As Shaun moves on from his divorce and with his children grown, he embarks on the hazardous journey of caring for his mother, who has dementia. Assisted by many able carers and with friends and family regularly on the phone, Shaun relishes his time with his mother but watches in astonishment as his world becomes smaller and smaller. But there’s no one quite like one’s mother, and they’ll never have this time again.

It’s very well-written. I was worried about reading this one as I was a carer to my mother for eleven years. I was concerned that, in reading about someone else’s experience, a whole slew of painful memories and things I’d sooner not think about would come flooding back. I was wrong. Although, of course, the main thrust of the book is a man caring for his mother – it’s also a story of finding oneself in middle-age, of a man connecting with his family, both past and present, it’s a story of not giving up.

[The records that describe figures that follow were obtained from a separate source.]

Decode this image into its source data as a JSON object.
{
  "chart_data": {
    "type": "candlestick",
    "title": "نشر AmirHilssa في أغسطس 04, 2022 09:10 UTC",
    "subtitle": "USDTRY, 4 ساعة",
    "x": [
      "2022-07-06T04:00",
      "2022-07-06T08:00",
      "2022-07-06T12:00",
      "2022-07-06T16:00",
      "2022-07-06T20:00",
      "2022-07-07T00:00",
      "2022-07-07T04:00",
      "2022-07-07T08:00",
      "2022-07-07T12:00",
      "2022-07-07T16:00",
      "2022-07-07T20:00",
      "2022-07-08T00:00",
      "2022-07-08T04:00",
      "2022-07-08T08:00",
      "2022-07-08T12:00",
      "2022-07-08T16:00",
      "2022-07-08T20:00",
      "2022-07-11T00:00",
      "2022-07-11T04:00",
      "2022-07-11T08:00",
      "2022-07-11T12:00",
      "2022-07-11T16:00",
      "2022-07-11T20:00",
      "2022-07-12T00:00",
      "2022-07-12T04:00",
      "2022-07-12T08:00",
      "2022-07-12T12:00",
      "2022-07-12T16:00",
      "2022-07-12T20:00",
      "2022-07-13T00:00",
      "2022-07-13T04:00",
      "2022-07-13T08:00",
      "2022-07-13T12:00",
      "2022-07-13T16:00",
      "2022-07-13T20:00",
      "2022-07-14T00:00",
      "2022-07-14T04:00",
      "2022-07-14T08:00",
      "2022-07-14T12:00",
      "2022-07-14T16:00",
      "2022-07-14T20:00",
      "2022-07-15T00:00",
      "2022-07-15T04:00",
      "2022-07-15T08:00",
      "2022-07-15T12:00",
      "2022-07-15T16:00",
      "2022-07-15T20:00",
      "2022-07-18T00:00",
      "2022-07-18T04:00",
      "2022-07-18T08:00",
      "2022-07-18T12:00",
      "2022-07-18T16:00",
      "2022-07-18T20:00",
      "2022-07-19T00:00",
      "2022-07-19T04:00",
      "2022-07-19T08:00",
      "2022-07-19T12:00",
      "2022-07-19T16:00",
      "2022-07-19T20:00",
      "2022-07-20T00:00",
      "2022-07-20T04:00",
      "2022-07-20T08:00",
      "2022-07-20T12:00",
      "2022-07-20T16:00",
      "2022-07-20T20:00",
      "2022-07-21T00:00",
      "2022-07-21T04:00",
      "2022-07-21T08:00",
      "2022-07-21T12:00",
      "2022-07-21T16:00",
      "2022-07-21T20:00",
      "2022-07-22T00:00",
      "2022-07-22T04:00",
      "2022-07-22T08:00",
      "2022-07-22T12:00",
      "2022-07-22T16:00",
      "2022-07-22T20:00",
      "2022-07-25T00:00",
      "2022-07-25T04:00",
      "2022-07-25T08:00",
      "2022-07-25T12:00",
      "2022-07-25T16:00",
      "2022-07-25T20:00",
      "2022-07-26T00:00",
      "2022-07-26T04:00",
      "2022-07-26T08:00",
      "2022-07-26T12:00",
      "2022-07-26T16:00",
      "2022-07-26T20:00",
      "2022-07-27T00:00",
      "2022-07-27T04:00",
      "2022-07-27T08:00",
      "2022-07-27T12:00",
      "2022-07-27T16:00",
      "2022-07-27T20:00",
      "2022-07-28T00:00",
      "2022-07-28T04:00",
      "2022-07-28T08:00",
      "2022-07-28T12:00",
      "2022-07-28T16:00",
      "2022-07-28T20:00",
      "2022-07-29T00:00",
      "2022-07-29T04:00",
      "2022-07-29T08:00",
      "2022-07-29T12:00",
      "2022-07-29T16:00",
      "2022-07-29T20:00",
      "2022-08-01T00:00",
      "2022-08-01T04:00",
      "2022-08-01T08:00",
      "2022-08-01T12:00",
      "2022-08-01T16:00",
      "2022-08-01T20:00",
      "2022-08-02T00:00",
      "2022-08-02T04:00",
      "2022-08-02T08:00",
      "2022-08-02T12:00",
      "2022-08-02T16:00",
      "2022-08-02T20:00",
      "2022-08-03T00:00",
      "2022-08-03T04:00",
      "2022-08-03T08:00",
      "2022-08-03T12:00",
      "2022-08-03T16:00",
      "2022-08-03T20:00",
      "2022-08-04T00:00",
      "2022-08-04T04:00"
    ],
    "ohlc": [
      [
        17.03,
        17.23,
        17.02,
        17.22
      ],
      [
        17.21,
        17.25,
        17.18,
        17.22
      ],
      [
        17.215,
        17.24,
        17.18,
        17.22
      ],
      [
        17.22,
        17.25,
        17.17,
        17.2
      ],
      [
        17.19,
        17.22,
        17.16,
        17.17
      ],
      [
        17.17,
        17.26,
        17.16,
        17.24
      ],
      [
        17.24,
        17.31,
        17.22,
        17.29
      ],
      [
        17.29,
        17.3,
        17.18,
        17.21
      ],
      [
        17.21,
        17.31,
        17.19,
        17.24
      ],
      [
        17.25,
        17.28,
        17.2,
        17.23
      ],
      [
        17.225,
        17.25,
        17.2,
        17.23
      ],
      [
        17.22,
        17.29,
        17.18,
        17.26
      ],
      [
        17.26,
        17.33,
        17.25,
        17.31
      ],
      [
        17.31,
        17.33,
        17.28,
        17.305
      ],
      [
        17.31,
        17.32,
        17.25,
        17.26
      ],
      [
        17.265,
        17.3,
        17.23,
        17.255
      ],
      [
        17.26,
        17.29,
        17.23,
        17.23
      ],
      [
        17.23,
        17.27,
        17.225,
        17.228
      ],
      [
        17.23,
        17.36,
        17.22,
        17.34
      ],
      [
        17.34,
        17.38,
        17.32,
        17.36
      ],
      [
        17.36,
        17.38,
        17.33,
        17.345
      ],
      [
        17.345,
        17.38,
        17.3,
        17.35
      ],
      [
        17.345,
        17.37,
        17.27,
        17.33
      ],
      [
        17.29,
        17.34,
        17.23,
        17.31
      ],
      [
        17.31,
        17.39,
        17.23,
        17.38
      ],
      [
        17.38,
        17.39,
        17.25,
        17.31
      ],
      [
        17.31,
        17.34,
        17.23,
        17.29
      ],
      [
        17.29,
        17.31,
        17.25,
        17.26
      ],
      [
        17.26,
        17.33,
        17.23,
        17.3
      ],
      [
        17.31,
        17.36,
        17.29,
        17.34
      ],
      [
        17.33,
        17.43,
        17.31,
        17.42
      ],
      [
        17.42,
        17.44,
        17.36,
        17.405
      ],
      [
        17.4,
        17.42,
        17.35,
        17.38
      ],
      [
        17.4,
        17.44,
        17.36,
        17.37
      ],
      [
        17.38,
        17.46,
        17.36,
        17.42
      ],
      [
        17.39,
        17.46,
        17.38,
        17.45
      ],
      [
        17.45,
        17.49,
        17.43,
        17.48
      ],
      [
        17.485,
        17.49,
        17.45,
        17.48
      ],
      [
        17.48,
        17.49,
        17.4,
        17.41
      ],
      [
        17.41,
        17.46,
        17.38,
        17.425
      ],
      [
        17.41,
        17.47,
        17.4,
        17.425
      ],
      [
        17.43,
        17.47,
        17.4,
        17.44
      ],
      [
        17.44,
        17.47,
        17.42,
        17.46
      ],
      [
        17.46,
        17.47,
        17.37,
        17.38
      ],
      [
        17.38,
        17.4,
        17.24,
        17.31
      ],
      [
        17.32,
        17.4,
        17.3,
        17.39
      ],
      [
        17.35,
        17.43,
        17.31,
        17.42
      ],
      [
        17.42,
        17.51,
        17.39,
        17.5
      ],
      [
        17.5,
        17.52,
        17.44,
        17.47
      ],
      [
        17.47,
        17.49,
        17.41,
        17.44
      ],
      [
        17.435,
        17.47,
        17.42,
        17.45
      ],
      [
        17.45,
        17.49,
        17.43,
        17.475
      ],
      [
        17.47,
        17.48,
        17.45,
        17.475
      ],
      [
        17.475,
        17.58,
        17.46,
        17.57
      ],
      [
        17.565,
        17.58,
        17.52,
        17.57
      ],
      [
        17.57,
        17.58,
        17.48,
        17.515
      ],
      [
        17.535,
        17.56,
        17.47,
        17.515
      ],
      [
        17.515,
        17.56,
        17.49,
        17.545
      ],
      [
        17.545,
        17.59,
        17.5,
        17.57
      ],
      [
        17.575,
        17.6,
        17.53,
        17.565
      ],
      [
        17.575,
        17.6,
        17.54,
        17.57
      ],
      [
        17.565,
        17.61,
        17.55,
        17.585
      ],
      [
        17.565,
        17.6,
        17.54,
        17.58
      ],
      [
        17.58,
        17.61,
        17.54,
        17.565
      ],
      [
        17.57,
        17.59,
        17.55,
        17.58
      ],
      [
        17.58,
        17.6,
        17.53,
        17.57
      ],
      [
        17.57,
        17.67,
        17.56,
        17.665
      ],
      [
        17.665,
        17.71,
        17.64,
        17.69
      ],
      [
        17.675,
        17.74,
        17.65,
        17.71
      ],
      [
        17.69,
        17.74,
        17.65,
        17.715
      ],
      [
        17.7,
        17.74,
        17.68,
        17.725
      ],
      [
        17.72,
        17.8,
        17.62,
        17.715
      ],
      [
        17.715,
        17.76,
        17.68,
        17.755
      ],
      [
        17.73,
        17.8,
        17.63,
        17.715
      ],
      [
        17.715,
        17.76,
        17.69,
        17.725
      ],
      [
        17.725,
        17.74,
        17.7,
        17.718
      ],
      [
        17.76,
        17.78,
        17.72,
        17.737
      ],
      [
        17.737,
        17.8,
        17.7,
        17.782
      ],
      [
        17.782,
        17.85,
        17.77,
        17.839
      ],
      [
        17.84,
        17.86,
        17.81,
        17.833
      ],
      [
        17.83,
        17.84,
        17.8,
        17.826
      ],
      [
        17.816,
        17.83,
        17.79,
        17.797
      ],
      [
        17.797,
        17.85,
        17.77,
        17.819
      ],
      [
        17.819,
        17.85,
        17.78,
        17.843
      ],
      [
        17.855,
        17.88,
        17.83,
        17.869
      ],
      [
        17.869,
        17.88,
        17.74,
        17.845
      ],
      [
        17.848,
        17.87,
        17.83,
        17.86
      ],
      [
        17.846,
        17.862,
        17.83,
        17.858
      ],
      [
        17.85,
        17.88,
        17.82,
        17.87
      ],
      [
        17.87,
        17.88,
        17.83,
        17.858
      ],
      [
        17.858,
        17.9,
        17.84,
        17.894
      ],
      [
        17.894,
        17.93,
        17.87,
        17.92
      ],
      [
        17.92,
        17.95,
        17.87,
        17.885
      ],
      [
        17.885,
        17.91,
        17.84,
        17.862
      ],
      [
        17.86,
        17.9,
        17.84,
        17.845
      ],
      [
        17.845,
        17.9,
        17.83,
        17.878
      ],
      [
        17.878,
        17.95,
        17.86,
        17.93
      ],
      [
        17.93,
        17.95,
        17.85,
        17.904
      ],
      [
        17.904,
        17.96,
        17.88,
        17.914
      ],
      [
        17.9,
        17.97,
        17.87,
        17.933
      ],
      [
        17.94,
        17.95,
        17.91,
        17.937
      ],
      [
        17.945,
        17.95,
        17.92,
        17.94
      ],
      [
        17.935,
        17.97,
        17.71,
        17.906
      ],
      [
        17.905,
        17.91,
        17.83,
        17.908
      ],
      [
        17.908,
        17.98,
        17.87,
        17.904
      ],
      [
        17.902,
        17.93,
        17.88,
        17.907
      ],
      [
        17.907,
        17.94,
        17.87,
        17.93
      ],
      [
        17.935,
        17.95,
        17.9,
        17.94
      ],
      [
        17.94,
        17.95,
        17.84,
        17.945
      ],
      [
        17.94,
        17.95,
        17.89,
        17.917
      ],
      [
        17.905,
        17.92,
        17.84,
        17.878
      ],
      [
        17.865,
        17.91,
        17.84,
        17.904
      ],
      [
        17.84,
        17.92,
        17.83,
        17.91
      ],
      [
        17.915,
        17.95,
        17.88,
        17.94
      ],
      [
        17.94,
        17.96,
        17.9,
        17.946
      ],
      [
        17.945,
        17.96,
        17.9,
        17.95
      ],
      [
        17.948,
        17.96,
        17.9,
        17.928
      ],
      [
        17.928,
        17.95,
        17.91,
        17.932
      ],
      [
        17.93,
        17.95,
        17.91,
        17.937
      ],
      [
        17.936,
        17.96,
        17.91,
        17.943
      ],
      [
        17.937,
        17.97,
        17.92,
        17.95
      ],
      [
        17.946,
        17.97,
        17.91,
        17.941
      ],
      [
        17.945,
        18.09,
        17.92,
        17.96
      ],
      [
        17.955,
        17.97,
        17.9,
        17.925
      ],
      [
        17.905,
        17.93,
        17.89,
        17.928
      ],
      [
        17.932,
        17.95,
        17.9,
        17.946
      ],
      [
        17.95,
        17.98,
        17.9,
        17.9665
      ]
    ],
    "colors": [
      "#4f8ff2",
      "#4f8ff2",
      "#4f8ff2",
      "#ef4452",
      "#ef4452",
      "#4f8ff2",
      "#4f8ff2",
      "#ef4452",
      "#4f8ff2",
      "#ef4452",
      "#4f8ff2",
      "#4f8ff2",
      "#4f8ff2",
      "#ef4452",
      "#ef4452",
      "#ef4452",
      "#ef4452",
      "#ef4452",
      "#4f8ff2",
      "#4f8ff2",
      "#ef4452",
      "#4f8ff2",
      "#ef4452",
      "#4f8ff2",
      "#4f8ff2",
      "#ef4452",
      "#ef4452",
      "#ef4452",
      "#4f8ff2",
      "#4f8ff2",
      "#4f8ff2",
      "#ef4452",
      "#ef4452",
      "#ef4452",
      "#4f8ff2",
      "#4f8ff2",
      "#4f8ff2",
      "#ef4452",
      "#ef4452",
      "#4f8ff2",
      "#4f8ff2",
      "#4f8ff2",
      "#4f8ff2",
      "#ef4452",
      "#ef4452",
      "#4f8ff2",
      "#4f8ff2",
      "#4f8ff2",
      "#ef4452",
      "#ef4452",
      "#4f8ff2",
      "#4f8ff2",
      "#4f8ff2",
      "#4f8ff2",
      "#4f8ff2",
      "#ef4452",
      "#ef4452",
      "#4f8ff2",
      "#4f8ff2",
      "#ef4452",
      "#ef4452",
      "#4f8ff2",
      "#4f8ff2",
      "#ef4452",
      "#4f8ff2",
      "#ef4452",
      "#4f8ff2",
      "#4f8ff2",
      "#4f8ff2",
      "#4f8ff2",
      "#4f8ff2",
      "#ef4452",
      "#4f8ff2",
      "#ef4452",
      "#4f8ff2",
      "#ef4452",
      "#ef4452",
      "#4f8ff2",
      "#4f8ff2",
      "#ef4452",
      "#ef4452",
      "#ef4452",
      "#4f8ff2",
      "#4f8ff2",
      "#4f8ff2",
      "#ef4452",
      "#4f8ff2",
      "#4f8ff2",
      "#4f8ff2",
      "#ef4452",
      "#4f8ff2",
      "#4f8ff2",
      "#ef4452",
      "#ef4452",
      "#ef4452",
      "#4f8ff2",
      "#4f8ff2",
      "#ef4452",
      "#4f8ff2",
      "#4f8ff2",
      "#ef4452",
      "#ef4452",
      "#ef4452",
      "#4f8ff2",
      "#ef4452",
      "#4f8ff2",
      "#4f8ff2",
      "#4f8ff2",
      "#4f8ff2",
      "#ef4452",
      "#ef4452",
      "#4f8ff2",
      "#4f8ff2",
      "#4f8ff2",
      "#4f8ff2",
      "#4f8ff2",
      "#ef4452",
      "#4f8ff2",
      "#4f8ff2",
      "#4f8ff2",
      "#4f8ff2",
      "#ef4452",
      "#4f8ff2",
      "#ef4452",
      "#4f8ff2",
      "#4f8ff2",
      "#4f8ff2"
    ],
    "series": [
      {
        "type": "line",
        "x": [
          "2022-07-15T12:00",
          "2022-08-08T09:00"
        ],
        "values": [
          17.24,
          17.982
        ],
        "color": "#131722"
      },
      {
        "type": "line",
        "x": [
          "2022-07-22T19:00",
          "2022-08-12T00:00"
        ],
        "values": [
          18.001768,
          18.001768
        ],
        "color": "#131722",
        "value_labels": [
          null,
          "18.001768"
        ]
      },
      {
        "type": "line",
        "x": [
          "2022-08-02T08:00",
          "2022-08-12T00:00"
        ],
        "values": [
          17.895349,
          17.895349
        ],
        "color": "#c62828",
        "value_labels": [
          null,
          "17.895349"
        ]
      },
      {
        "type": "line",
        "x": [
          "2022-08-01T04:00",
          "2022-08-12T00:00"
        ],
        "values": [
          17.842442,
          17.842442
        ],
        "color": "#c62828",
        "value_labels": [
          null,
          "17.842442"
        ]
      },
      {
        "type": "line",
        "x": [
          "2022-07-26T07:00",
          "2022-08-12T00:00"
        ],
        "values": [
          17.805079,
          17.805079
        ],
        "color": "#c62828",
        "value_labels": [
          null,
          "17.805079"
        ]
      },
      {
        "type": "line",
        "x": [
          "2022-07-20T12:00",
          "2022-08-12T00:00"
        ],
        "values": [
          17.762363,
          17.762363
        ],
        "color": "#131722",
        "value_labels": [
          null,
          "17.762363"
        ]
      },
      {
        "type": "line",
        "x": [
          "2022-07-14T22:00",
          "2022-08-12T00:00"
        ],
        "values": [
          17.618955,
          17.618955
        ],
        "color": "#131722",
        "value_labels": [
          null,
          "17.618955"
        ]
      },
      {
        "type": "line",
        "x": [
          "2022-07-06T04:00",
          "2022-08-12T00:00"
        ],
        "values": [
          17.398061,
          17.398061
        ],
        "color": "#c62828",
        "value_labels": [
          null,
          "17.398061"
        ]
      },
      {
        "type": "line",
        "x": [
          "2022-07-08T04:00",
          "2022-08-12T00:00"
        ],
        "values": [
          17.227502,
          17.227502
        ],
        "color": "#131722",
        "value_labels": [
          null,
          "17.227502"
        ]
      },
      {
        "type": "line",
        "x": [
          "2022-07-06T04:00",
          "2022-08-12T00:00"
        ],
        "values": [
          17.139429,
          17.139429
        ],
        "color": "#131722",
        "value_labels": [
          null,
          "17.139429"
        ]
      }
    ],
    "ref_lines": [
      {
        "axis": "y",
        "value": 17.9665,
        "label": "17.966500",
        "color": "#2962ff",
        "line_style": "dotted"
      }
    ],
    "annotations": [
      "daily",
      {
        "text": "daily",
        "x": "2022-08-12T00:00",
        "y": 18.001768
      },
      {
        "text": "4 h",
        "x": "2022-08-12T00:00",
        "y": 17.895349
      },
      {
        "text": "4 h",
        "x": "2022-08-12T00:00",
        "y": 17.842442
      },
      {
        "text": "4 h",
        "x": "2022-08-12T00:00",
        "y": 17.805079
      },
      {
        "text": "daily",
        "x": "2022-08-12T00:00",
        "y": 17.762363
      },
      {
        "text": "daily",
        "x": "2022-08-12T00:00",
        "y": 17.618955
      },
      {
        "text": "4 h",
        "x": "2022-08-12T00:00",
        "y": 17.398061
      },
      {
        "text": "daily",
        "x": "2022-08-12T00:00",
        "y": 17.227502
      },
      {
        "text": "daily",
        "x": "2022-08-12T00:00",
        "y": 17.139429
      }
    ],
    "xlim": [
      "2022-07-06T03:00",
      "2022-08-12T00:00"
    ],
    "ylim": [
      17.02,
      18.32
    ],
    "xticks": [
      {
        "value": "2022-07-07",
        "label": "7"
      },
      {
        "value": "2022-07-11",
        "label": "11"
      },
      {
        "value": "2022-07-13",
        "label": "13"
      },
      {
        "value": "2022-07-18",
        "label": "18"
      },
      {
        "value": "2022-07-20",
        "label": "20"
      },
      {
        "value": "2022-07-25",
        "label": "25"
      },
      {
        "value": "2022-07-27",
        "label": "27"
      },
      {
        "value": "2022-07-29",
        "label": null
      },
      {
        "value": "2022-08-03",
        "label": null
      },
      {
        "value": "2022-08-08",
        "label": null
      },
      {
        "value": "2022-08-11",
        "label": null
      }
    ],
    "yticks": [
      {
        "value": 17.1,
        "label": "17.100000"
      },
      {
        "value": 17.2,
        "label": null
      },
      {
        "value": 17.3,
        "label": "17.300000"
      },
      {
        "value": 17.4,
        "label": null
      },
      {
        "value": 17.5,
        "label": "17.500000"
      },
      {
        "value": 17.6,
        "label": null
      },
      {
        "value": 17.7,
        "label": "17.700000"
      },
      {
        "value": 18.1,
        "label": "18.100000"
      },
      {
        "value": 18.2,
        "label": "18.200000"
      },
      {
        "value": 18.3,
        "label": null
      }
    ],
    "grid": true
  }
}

In Love and Care, we get to know the story of a very nice, very kind man, not without flaws but a generally good guy, who takes on a remarkably difficult challenge. To try to help as you watch someone you love getting sicker, getting infections, receiving treatment and being talked about as if they’re not there, is very hard going. As Mr. Deeney says:

“As a carer, or trainee carer, it’s difficult, impossible really, to express the odd combination of constant visitations and complete isolation your life comprises, with every day just like every other, with your own existence reduced to that of a functionary, a bit player, an amateur among professionals, a man among women, and a novice in a hermetic world where carers, as the name implies, simply care, their lives dedicated to the service of others.
“Still, I’m glad I tried. Nothing comes from nothing, and in trying, I may just have made a friend.
“Perhaps that’s enough.”
p123-124, Chapter Eight, Love and Care by Shaun Deeney

A very thoughtful book. Well worth a read.